Buying a long option is a great way to speculate on an expected increase or decline in a stock or ETF’s price but they also come with a couple of big disadvantages to account for when planning your trades.
First, long options have a time limit or expiration date. If the market doesn’t move in the direction of your forecast between the time you buy the option and expiration, you will lose your opportunity to profit.
The second disadvantage that faces long option buyers is the impact of time value. Even if the market moves the direction of your forecast, time value eats away at your profits and can turn a potential winner into a loser.

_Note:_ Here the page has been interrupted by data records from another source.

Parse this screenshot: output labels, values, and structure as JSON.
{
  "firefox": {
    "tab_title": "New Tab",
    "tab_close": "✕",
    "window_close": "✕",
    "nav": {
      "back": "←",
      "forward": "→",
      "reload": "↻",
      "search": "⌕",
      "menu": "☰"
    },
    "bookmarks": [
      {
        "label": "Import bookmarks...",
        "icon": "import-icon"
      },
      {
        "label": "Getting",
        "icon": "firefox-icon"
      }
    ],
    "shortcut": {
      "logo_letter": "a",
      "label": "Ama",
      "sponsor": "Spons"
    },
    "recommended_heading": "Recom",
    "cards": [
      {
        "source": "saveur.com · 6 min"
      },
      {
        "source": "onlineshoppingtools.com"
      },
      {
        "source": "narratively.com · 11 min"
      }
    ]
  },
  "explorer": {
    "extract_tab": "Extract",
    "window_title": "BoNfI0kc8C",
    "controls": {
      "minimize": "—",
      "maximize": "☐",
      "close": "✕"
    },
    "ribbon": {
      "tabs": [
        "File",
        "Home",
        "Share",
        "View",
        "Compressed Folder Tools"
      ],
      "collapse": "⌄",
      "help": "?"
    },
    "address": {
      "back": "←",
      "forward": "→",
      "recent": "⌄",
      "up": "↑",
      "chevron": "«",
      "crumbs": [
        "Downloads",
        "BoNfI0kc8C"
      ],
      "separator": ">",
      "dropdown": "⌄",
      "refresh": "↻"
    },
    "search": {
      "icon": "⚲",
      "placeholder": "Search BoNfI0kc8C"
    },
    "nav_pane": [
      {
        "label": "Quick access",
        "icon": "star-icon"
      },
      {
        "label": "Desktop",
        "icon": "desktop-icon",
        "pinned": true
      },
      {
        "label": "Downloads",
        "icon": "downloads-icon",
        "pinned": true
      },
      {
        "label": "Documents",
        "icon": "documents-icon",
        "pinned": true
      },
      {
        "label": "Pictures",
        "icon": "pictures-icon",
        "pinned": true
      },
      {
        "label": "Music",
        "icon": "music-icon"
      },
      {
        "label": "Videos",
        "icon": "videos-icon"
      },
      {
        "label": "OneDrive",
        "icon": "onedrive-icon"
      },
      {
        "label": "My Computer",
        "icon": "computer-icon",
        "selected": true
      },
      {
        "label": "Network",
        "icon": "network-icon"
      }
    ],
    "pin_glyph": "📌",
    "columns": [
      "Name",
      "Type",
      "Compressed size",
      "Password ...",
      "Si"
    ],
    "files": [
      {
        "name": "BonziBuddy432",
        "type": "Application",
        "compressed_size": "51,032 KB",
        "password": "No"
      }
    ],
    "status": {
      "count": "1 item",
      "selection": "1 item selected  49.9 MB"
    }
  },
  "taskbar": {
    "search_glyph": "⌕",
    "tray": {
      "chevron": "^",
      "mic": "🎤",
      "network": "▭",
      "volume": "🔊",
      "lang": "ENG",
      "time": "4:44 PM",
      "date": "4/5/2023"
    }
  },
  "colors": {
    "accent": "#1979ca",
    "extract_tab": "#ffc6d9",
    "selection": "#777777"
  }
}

There is a partial solution to the second problem. You can reduce the impact that time value has on your long option trade by turning it into a long vertical spread. That means that you are still buying a long option but you are selling another, further out-of-the-money, option with the same expiration date against that long position.
The premium you receive from the option you sold helps to offset the decline in time value on the long option. Like short vertical spreads, a long vertical spread has a fixed amount of risk and a capped maximum gain.

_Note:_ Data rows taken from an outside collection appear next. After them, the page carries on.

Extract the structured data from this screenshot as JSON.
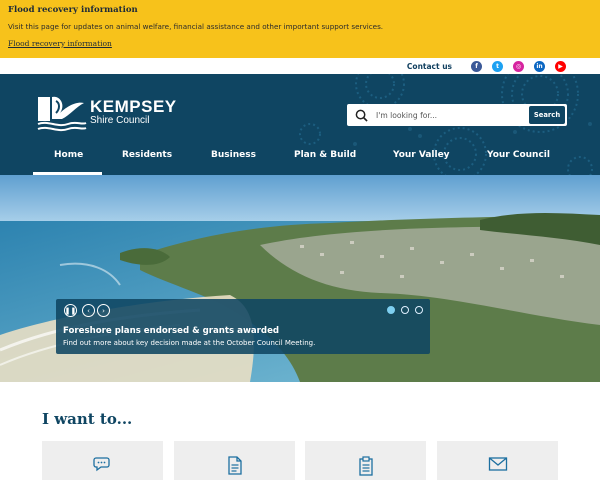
{
  "alert": {
    "title": "Flood recovery information",
    "text": "Visit this page for updates on animal welfare, financial assistance and other important support services.",
    "link": "Flood recovery information",
    "background": "#f7c21b"
  },
  "utility": {
    "contact": "Contact us",
    "social": [
      {
        "name": "facebook-icon",
        "glyph": "f",
        "color": "#3b5998"
      },
      {
        "name": "twitter-icon",
        "glyph": "t",
        "color": "#1da1f2"
      },
      {
        "name": "instagram-icon",
        "glyph": "◎",
        "color": "#d6249f"
      },
      {
        "name": "linkedin-icon",
        "glyph": "in",
        "color": "#0a66c2"
      },
      {
        "name": "youtube-icon",
        "glyph": "▶",
        "color": "#ff0000"
      }
    ]
  },
  "header": {
    "logo_name": "KEMPSEY",
    "logo_sub": "Shire Council",
    "brand_color": "#0f4562",
    "search_placeholder": "I'm looking for...",
    "search_button": "Search"
  },
  "nav": {
    "items": [
      "Home",
      "Residents",
      "Business",
      "Plan & Build",
      "Your Valley",
      "Your Council"
    ],
    "active": "Home"
  },
  "hero": {
    "caption_title": "Foreshore plans endorsed & grants awarded",
    "caption_text": "Find out more about key decision made at the October Council Meeting.",
    "slide_count": 3,
    "active_slide": 1,
    "pause_icon": "pause-icon",
    "prev_icon": "chevron-left-icon",
    "next_icon": "chevron-right-icon"
  },
  "iwant": {
    "title": "I want to...",
    "cards": [
      {
        "icon": "chat-icon"
      },
      {
        "icon": "document-icon"
      },
      {
        "icon": "clipboard-icon"
      },
      {
        "icon": "envelope-icon"
      }
    ]
  }
}
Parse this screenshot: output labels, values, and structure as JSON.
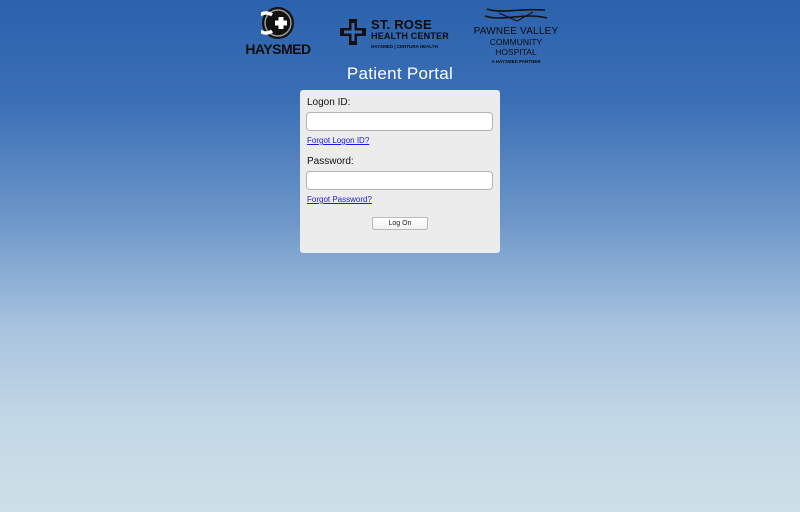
{
  "logos": {
    "haysmed": {
      "wordmark": "HAYSMED",
      "icon": "haysmed-cross-emblem"
    },
    "st_rose": {
      "line1": "ST. ROSE",
      "line2": "HEALTH CENTER",
      "line3": "HAYSMED | CENTURA HEALTH",
      "icon": "st-rose-cross-emblem"
    },
    "pawnee": {
      "line1": "PAWNEE VALLEY",
      "line2": "COMMUNITY HOSPITAL",
      "line3": "A HAYSMED PARTNER",
      "icon": "pawnee-valley-swoosh"
    }
  },
  "portal": {
    "title": "Patient Portal"
  },
  "login": {
    "logon_id_label": "Logon ID:",
    "logon_id_value": "",
    "forgot_logon_link": "Forgot Logon ID?",
    "password_label": "Password:",
    "password_value": "",
    "forgot_password_link": "Forgot Password?",
    "logon_button": "Log On"
  },
  "colors": {
    "background_top": "#2c62ad",
    "background_bottom": "#cde0e9",
    "panel": "#ececec",
    "link": "#1a1ae6",
    "title_text": "#ffffff"
  }
}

Balancing the advantages and disadvantages as you evaluate spread opportunities starts with understanding how they related to each other and how to construct the trade. When done correctly, a vertical option can be a great way to make money in an uncertain market.

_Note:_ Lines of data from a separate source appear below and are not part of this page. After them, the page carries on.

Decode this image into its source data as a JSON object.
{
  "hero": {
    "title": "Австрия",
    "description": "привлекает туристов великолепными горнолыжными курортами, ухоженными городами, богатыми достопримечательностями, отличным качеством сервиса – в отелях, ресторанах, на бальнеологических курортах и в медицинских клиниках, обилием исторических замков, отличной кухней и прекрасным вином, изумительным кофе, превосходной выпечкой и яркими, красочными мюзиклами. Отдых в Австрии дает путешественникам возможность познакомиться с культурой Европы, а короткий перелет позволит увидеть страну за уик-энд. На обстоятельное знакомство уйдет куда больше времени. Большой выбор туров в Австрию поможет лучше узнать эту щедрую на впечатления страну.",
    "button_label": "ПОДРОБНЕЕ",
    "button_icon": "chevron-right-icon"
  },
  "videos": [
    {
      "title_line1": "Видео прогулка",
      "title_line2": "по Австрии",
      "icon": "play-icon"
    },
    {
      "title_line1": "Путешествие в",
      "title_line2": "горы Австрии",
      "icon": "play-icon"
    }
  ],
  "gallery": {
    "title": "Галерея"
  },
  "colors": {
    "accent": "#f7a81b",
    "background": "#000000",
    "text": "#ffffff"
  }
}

In the video above, I will walk through setting up a long put vertical-spread on the QQQQ. Assume in this case, that your attitude has become bearish on the market and you are expecting a drop in price and therefore a long put position looks good.
I will show you how to add a short put position (creating a long vertical put spread) against that long put to significantly reduce the cost of the trade and the impact of time value.
The trade off between reduced time value erosion in return for lower upside potential in a long vertical spread is a classic example of one of the truths in the options market. If you want lower risk you will get lower potential returns. Greater probability of a loss usually comes with higher potential gains.
Calculating the maximum risk in a long vertical spread compared to your maximum gain is relatively easy and can help you plan your trades. If the maximum gain in a particular trade is too low compared to the potential loss then the trade is probably not a good candidate.
With vertical spreads you have an advantage over an outright option position where you have very high costs but traders may be reluctant to give up on outright call or put positions because they have theoretically unlimited gains.
However, depending on what you are trading, the probability of very large moves in the underlying stock that would result in those big gains is very low. This is particularly true of ETFs. Realistically, giving up the “unlimited” gain potential of a long call or put is probably not a bad trade off at all.
Here is how you can easily calculate the maximum loss or gain potential of a long vertical spread:
Maximum gain: Take the difference between the two strike prices and subtract what you paid for the spread when you entered the position originally. In the video above I will run through this calculation on our example on the QQQQ. This is the most you can possibly gain – assuming that the stock rises the direction you forecasted.
Maximum loss: Like an outright long call or put position, your losses are limited to the amount you spent (the debit) to enter the trade in the first place.
In our example from the video above, I paid $.45 per share or $45 per contract to enter the long put spread. This was considerably lower than what it would have cost if I had just purchased the long put alone.